Sa mise en évidence dès le début du film et les événements qui la
perturbent pourraient même faire croire au spectateur que l’action se
déroule dans un autre pays de la région. Les Juifs sont absents de cette
partie du film et Tsahal, l’armée israélienne, n’intervient à l’écran –
d’ailleurs plutôt discrètement - qu’au bout de trente minutes.
Ce choix de Shani et Copti n’est pas tant dicté par le désir de donner à
voir vivre cette partie de la population israélienne qui n’est pas
juive et que le cinéma national néglige, que de déplacer le centre de
gravité du sujet « conflit israélo-palestinien » vers des réalités qui
ne sont pas en relation directe avec celui-ci, mais qui rendent
néanmoins compte de l’état de ce pays aujourd’hui. Leur choix vise aussi
à prendre à contre-pied les attentes du spectateur codifiées par la
connaissance et l’expérience obsédante qu’il a d’un conflit dont la
permanence pèse sur les consciences comme sur tous les scénarios et les
images de cinéma ou de télévision qui s’y rapportent. Ce contre-pied est
imposé comme préalable à une appréciation renouvelée du problème.
D’emblée
surgit ainsi la violence, surprenante et brutale, dans la communauté
arabe d’Israël que le film commence à nous décrire, mais elle s’avère ne
pas être le résultat du contexte politique, mais celui d’activités
illégales internes à cette communauté. Le procédé décrit une société
définie par l’omniprésence de la violence et la menace qu’elle fait
peser sur tous et, en même temps, une société unie par les souffrances
que ses membres supportent quelle que soit la communauté à laquelle ils
appartiennent, une société multiple dont les composantes sont en
définitive liées par un destin commun ainsi que le film cherchera à
l’établir au long du récit qu’il structure.
Un film de genre ?
Les premières séquences qui n’entraînent pas le spectateur sur le
terrain attendu du conflit israélo-palestinien et décrivent des
règlements de compte en cascade, le trafic pourtant dérisoire autour
d’un sachet de drogue et les interventions récurrentes des policiers
israéliens ont laissé penser à une partie de la critique qu’elle se
trouvait en présence d’un film de genre, un gangsta movie dont elle saluait d’ailleurs la réussite. Il a pu être ainsi écrit qu’Ajami
marquait à cet égard une parenté avec l’univers cinématographique de
Scorsese et de Tarentino.
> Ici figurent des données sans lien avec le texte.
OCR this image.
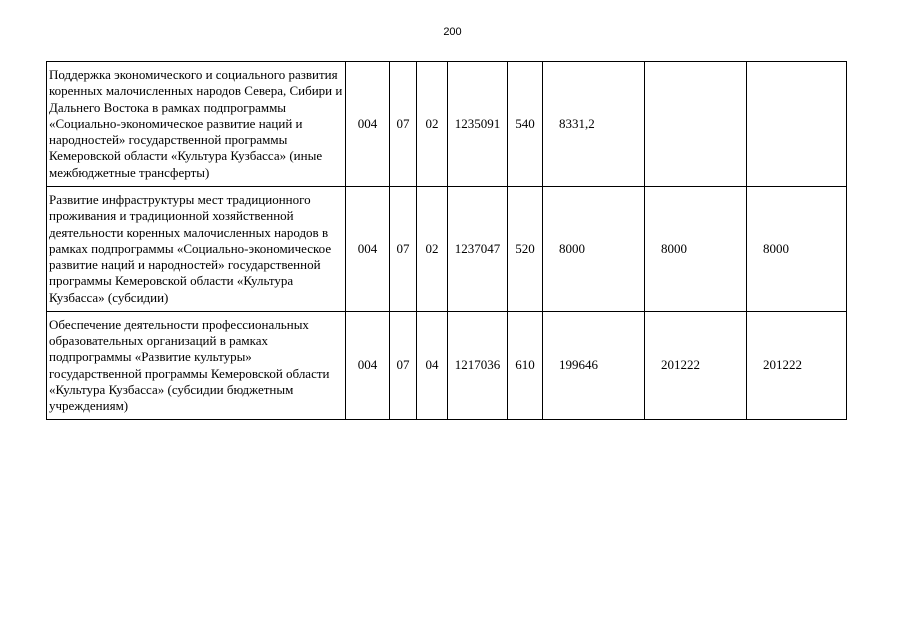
200
Поддержка экономического и социального развития коренных малочисленных народов Севера, Сибири и Дальнего Востока в рамках подпрограммы «Социально-экономическое развитие наций и народностей» государственной программы Кемеровской области «Культура Кузбасса» (иные межбюджетные трансферты)	004	07	02	1235091	540	8331,2		
Развитие инфраструктуры мест традиционного проживания и традиционной хозяйственной деятельности коренных малочисленных народов в рамках подпрограммы «Социально-экономическое развитие наций и народностей» государственной программы Кемеровской области «Культура Кузбасса» (субсидии)	004	07	02	1237047	520	8000	8000	8000
Обеспечение деятельности профессиональных образовательных организаций в рамках подпрограммы «Развитие культуры» государственной программы Кемеровской области «Культура Кузбасса» (субсидии бюджетным учреждениям)	004	07	04	1217036	610	199646	201222	201222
Nous ne partageons pas ce point de vue qui
procède d’une lecture superficielle.
Le
film de Copti et Shani n’est pas un film d’action dont l’organisation
serait subordonnée au respect des codes narratifs d’une catégorie de
films. Il ne s’intéresse ni à une minorité nationale spécifique à
l’instar de Scorsese, ni au milieu du banditisme et il n’a pas davantage
les visées ludiques et référentielles des films réalisés par Tarantino.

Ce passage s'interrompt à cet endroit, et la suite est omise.